DISSERTATION RESEARCH: Gliding Aerodynamics and the Origin of Bat Flight

论文研究：滑翔空气动力学和蝙蝠飞行的起源

• 批准号: 0407899
• 负责人: Sharon Swartz
• 金额: $ 0.99万
• 依托单位: Brown University
• 依托单位国家: 美国
• 项目类别: Standard Grant
• 财政年份: 2004
• 资助国家: 美国
• 起止时间: 2004-06-01 至 2006-05-31
• 项目状态: 已结题
• 来源: https://www.nsf.gov/awardsearch/showAward?AWD_ID=0407899&HistoricalAwards=false
• 关键词: DISSERTATION; RESEARCH; Gliding; Aerodynamics; Origin

Gliding aerodynamics and the Origin of Bat FlightBy Sharon M. Swartz and Kristin BishopThe question of how a structure that is well adapted for one function evolves into a new structure adapted for a different function without a functional intermediate phase continues to challenge evolutionary biologists.

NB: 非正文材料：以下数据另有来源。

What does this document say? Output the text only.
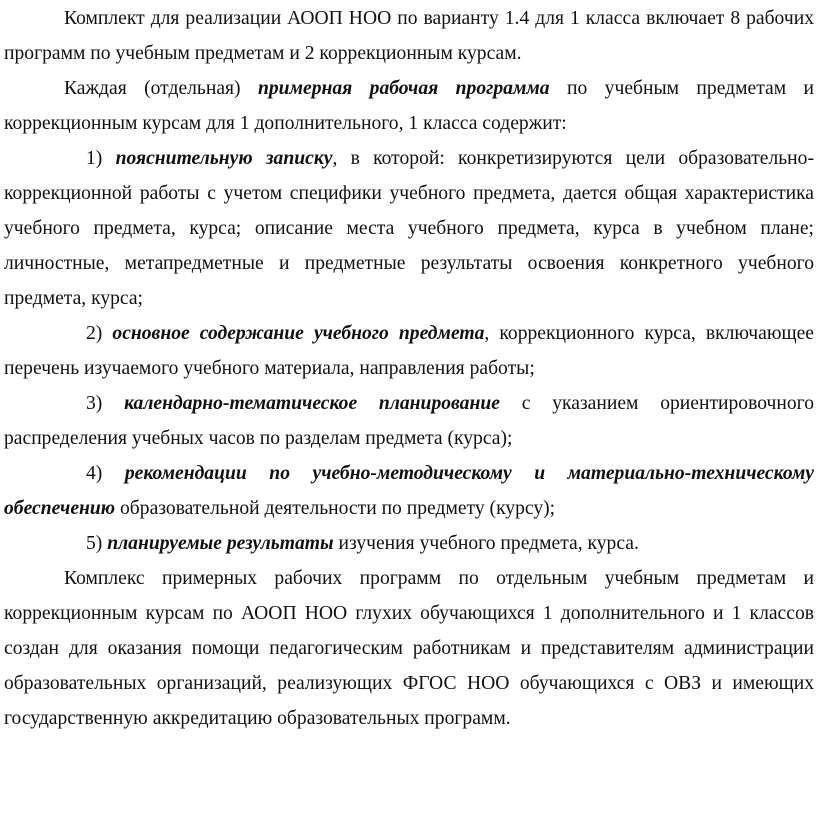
Комплект для реализации АООП НОО по варианту 1.4 для 1 класса включает 8 рабочих
программ по учебным предметам и 2 коррекционным курсам.
Каждая (отдельная) примерная рабочая программа по учебным предметам и
коррекционным курсам для 1 дополнительного, 1 класса содержит:
1) пояснительную записку, в которой: конкретизируются цели образовательно-
коррекционной работы с учетом специфики учебного предмета, дается общая характеристика
учебного предмета, курса; описание места учебного предмета, курса в учебном плане;
личностные, метапредметные и предметные результаты освоения конкретного учебного
предмета, курса;
2) основное содержание учебного предмета, коррекционного курса, включающее
перечень изучаемого учебного материала, направления работы;
3) календарно-тематическое планирование с указанием ориентировочного
распределения учебных часов по разделам предмета (курса);
4) рекомендации по учебно-методическому и материально-техническому
обеспечению образовательной деятельности по предмету (курсу);
5) планируемые результаты изучения учебного предмета, курса.
Комплекс примерных рабочих программ по отдельным учебным предметам и
коррекционным курсам по АООП НОО глухих обучающихся 1 дополнительного и 1 классов
создан для оказания помощи педагогическим работникам и представителям администрации
образовательных организаций, реализующих ФГОС НОО обучающихся с ОВЗ и имеющих
государственную аккредитацию образовательных программ.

One example of this kind of transition is the evolution of flight in bats from a gliding ancestor. One assumption is that short, broad wings of living mammalian gliders cannot generate enough lift if they are used in flapping flight. Conversely, few bats glide routinely, a second assumption, therefore, is that long, slender bat wings do not work well for gliding. Aerodynamic theory has focused on human-engineered aircraft, so very little is known about small, flexible, slow moving wings such as those of mammalian gliders and bats. To better understand the evolution of flight in bats, the effect of wing shape on the aerodynamics of small, flexible wings will be tested in the present study by building physical models of wings that span a continuum from glider-like to bat-like. The lift and drag forces that are generated at biologically realistic wind speeds will be measured in a wind tunnel. To determine the origin of flight in bats, it is also important to understand the mechanisms of gliding in living mammals. Gliding evolved independently in six separate groups of living mammals that all share similar body shapes and behaviors. This strongly suggests that any gliding ancestor of bats also shared these features, and that the study of gliding mammals can give important insights into bat ancestors. Three-dimensional motion analysis of gliding in three groups of gliding mammals will be used to learn more about gliding behavior in mammals. This information, combined with the physical model data, will allow assessment of the importance of wing shape in a relevant biological context.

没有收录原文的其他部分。